[Download] "Do Oil Companies Routinely Price Gouge the Public?" by Academy of Accounting and Financial Studies Journal * Book PDF Kindle ePub Free

eBook details
- Title: Do Oil Companies Routinely Price Gouge the Public?
- Author : Academy of Accounting and Financial Studies Journal
- Release Date : January 01, 2010
- Genre: Business & Personal Finance,Books,
- Pages : * pages
- Size : 248 KB
Description
INTRODUCTION In recent years there has been much discussion on whether or not oil companies arbitrarily increase the price of gasoline at the pump. This has been exacerbated by the profits these companies have shown in recent quarters. Many studies have been undertaken to analyze if indeed price gouging is the driving force leading to these profits. Anderson (2006) asserts that oil company profits do not contribute to higher gas prices.
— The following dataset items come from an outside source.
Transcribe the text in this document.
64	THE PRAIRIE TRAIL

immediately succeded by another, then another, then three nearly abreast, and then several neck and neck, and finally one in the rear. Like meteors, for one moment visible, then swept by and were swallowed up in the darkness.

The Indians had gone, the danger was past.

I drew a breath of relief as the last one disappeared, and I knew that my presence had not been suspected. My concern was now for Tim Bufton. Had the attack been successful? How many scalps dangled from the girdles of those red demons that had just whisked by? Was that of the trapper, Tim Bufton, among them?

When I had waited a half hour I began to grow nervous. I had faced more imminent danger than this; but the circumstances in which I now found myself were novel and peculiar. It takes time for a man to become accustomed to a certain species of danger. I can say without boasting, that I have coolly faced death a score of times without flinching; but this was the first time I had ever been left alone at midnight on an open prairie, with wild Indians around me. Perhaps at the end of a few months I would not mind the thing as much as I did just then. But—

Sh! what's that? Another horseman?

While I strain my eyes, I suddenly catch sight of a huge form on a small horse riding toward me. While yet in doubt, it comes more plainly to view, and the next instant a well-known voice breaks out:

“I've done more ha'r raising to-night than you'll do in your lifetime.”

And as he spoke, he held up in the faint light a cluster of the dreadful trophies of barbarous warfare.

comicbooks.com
Krantz (2007) states that the relationship between oil and gas prices is cyclical. He concludes that profits are influenced by factors such as world-wide demand and the associated cost of production. Barley (2006) posits that the key influencing factor is the series of mergers and joint ventures that preceded the run up in oil company profits. While Jenks and Clark (2007) state that this is an old issue that dates back to the days of the Standard Oil monopoly. We have too few players today, thus resulting in an oligopoly situation where a few control profits.